Getting started with vmxr

vmxr is a native R client for the VeloMetrix API. It collapses the upload → prep → data-version → NCA / modeling / simulation workflow into a few pipe-friendly verbs that block-and-poll for you and return tibbles and typed S3 objects.

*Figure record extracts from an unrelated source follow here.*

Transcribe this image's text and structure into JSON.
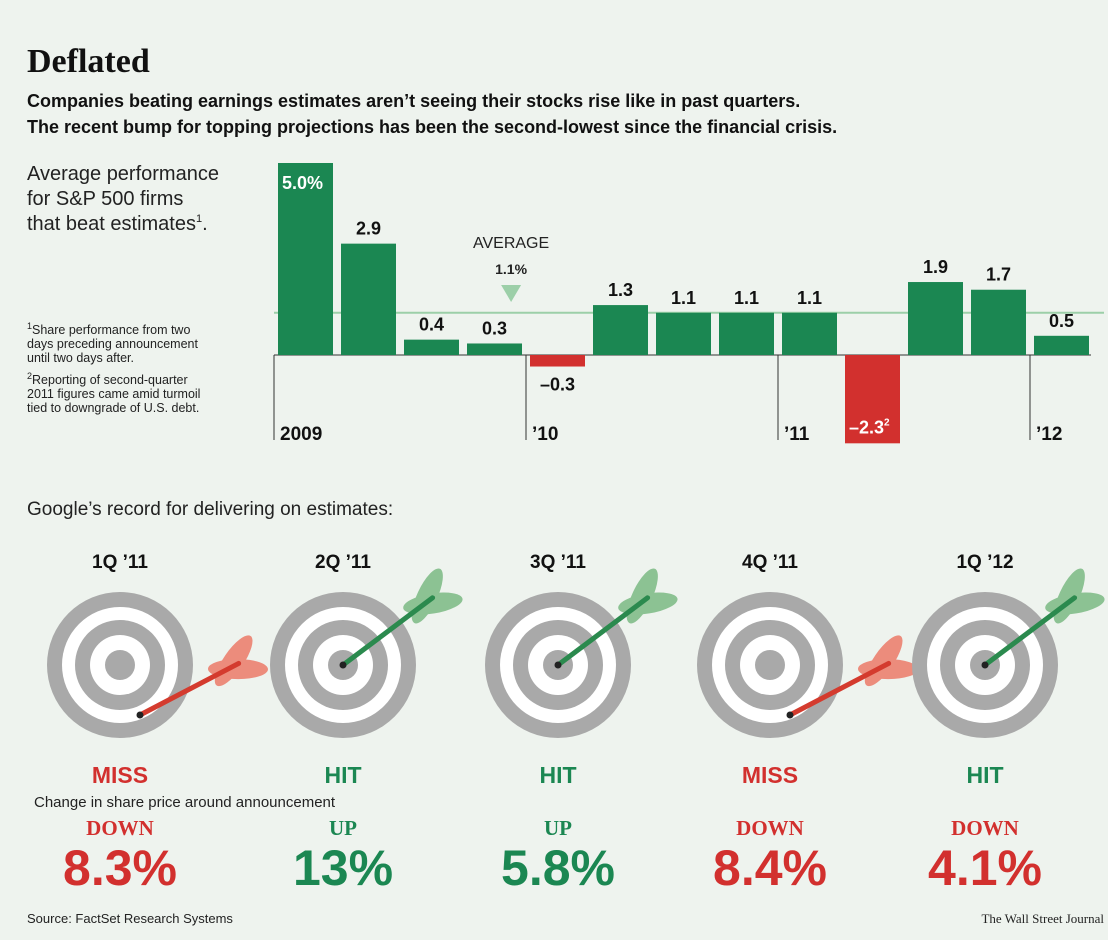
{
  "chart_data": {
    "type": "bar",
    "title": "Deflated",
    "subtitle": [
      "Companies beating earnings estimates aren’t seeing their stocks rise like in past quarters.",
      "The recent bump for topping projections has been the second-lowest since the financial crisis."
    ],
    "description": {
      "lines": [
        "Average performance",
        "for S&P 500 firms",
        "that beat estimates"
      ],
      "note_mark": "1",
      "tail": "."
    },
    "footnotes": [
      {
        "mark": "1",
        "lines": [
          "Share performance from two",
          "days preceding announcement",
          "until two days after."
        ]
      },
      {
        "mark": "2",
        "lines": [
          "Reporting of second-quarter",
          "2011 figures came amid turmoil",
          "tied to downgrade of U.S. debt."
        ]
      }
    ],
    "categories": [
      "2009",
      null,
      null,
      null,
      "’10",
      null,
      null,
      null,
      "’11",
      null,
      null,
      null,
      "’12"
    ],
    "values": [
      5.0,
      2.9,
      0.4,
      0.3,
      -0.3,
      1.3,
      1.1,
      1.1,
      1.1,
      -2.3,
      1.9,
      1.7,
      0.5
    ],
    "value_labels": [
      "5.0%",
      "2.9",
      "0.4",
      "0.3",
      "–0.3",
      "1.3",
      "1.1",
      "1.1",
      "1.1",
      "–2.3",
      "1.9",
      "1.7",
      "0.5"
    ],
    "value_label_notes": [
      null,
      null,
      null,
      null,
      null,
      null,
      null,
      null,
      null,
      "2",
      null,
      null,
      null
    ],
    "label_inside": [
      true,
      false,
      false,
      false,
      false,
      false,
      false,
      false,
      false,
      true,
      false,
      false,
      false
    ],
    "positive_color": "#1b8752",
    "negative_color": "#d2302e",
    "ylim": [
      -2.5,
      5.0
    ],
    "average": {
      "label": "AVERAGE",
      "value": 1.1,
      "value_label": "1.1%",
      "color": "#9ccfa8"
    }
  },
  "google": {
    "heading": "Google’s record for delivering on estimates:",
    "note": "Change in share price around announcement",
    "items": [
      {
        "quarter": "1Q ’11",
        "result": "MISS",
        "hit": false,
        "direction": "DOWN",
        "change": "8.3%",
        "color": "#d2302e"
      },
      {
        "quarter": "2Q ’11",
        "result": "HIT",
        "hit": true,
        "direction": "UP",
        "change": "13%",
        "color": "#1b8752"
      },
      {
        "quarter": "3Q ’11",
        "result": "HIT",
        "hit": true,
        "direction": "UP",
        "change": "5.8%",
        "color": "#1b8752"
      },
      {
        "quarter": "4Q ’11",
        "result": "MISS",
        "hit": false,
        "direction": "DOWN",
        "change": "8.4%",
        "color": "#d2302e"
      },
      {
        "quarter": "1Q ’12",
        "result": "HIT",
        "hit": true,
        "direction": "DOWN",
        "change": "4.1%",
        "color": "#d2302e"
      }
    ]
  },
  "source": "Source: FactSet Research Systems",
  "credit": "The Wall Street Journal"
}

The examples below are not evaluated (they need a live API + token). Set VMX_API_BASE_URL / VMX_API_TOKEN and run them in your session.

Authentication

vmxr uses the same mental model as the CLI: a base URL and an Authentik PAT, read from the environment (or ~/.Renviron).

# ~/.Renviron
# VMX_API_BASE_URL=https://vmx-api.staging.gnrbl.co
# VMX_API_TOKEN=pat_...

library(vmxr)
vmx_whoami()   # confirms the PAT works

The whole workflow, in-session

tmt   <- vmx_treatment_create("Compound XYZ", indication = "atrial fibrillation")
study <- vmx_study_create(tmt, "Phase 1 SAD", phase = "1")

ds <- vmx_upload(study, files = c("conc.csv", "dosing.csv"),
                 mode = "initial", wait = TRUE)

dv  <- vmx_data_version(vmx_prep_status(ds)$data_version_id)
nca <- vmx_nca(dv, time_basis = "observed")   # creates + waits

vmx_nca_result(nca)

Model-ready data into R

dv <- vmx_data_version("dv_...")

# tidy domain tables
vmx_pk(dv)         # PK observations + events
vmx_subjects(dv)   # one row per subject (covariates)

# or the whole bundle at once
md <- vmx_model_data(dv)
md$pk; md$subjects; md$meta

Fit a model and pull diagnostics

run <- vmx_model_build(dv, time_basis = "observed", wait = TRUE)
fit <- vmx_model_fits(run = run) |> dplyr::slice(1) |> dplyr::pull(model_fit_id) |> vmx_model_fit()

vmx_fit_global_estimates(fit)   # population parameters + credible intervals
vmx_fit_obs_vs_pred(fit)        # tidy observed-vs-predicted

See the design proposal in docs/r-client-design.md for the full intended API, including the planned nlmixr2 / Stan·Torsten adapters.